I was thrilled that not only did the big Canvasback not over-react, she calmly followed her ducklings closer to my position. The 4 ducklings were about 5 days old and pretty active, diving and searching for food in 4 different directions, which made it hard to get much of a “family portrait.” Nonetheless, the light was pretty good, the female was beautiful and regal as she could be – a true Canvasback on a Prairie Marsh, as waterfowl biologist and author H. A. Hochbaum penned so many years ago.
Just as the Canvasbacks made their closest approach to my position, which was a treat, the big female took surprising exception with an American Coot, lunging at it menacingly over and over, forcing the coot to flee by running atop the water while flapping it wings to assist with its propulsion. After that, the big Can collected her brood and led them into a recess in the vegetation that rimmed the wetland, as if for an afternoon nap.
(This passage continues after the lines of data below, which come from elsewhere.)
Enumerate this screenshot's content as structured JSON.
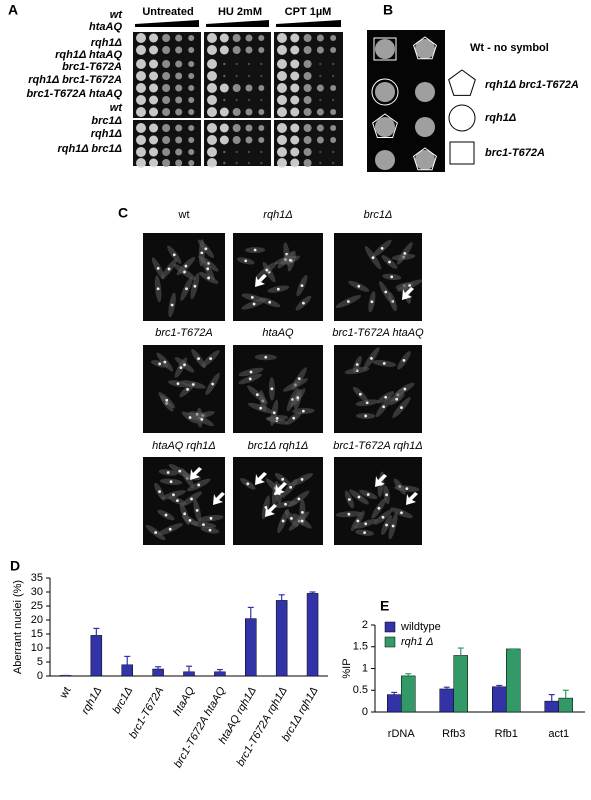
{
  "panels": {
    "a": {
      "label": "A",
      "headers": [
        "Untreated",
        "HU 2mM",
        "CPT 1µM"
      ],
      "strains": [
        "wt",
        "htaAQ",
        "rqh1Δ",
        "rqh1Δ htaAQ",
        "brc1-T672A",
        "rqh1Δ  brc1-T672A",
        "brc1-T672A htaAQ",
        "wt",
        "brc1Δ",
        "rqh1Δ",
        "rqh1Δ brc1Δ"
      ]
    },
    "b": {
      "label": "B",
      "legend": [
        "Wt - no symbol",
        "rqh1Δ brc1-T672A",
        "rqh1Δ",
        "brc1-T672A"
      ]
    },
    "c": {
      "label": "C",
      "images": [
        "wt",
        "rqh1Δ",
        "brc1Δ",
        "brc1-T672A",
        "htaAQ",
        "brc1-T672A htaAQ",
        "htaAQ rqh1Δ",
        "brc1Δ rqh1Δ",
        "brc1-T672A rqh1Δ"
      ]
    }
  },
  "chart_data": [
    {
      "type": "bar",
      "panel_label": "D",
      "ylabel": "Aberrant nuclei (%)",
      "categories": [
        "wt",
        "rqh1Δ",
        "brc1Δ",
        "brc1-T672A",
        "htaAQ",
        "brc1-T672A htaAQ",
        "htaAQ rqh1Δ",
        "brc1-T672A rqh1Δ",
        "brc1Δ rqh1Δ"
      ],
      "values": [
        0.2,
        14.5,
        4,
        2.5,
        1.5,
        1.5,
        20.5,
        27,
        29.5
      ],
      "errors": [
        0,
        2.5,
        3,
        0.8,
        2,
        0.8,
        4,
        2,
        0.5
      ],
      "color": "#3333a8",
      "ylim": [
        0,
        35
      ],
      "yticks": [
        0,
        5,
        10,
        15,
        20,
        25,
        30,
        35
      ]
    },
    {
      "type": "bar",
      "panel_label": "E",
      "ylabel": "%IP",
      "categories": [
        "rDNA",
        "Rfb3",
        "Rfb1",
        "act1"
      ],
      "series": [
        {
          "name": "wildtype",
          "color": "#3333a8",
          "values": [
            0.4,
            0.53,
            0.58,
            0.25
          ],
          "errors": [
            0.05,
            0.04,
            0.03,
            0.15
          ]
        },
        {
          "name": "rqh1 Δ",
          "color": "#339966",
          "values": [
            0.83,
            1.3,
            1.45,
            0.32
          ],
          "errors": [
            0.05,
            0.17,
            0,
            0.18
          ]
        }
      ],
      "ylim": [
        0,
        2
      ],
      "yticks": [
        0,
        0.5,
        1,
        1.5,
        2
      ],
      "legend": "upper left"
    }
  ]
}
I was thrilled to share that time with them, and continued westward.
I made my 7th weekly visit to the McKenzie area east of Bismarck, and was greeted by more duck broods and the usual variety of birds I’ve been enjoying the past several weeks. In all Friday, I found 18 broods, including 5 Mallards, 4 Northern Shovelers, 5 Blue-winged Teal, 2 Canvasbacks, the Wood Duck, and a Hooded Merganser brood. There were also umpteen coot broods, and at least 4 Pied-billed Grebe broods along the way. What fun I had – and I hope you have a wonderful first week of summer!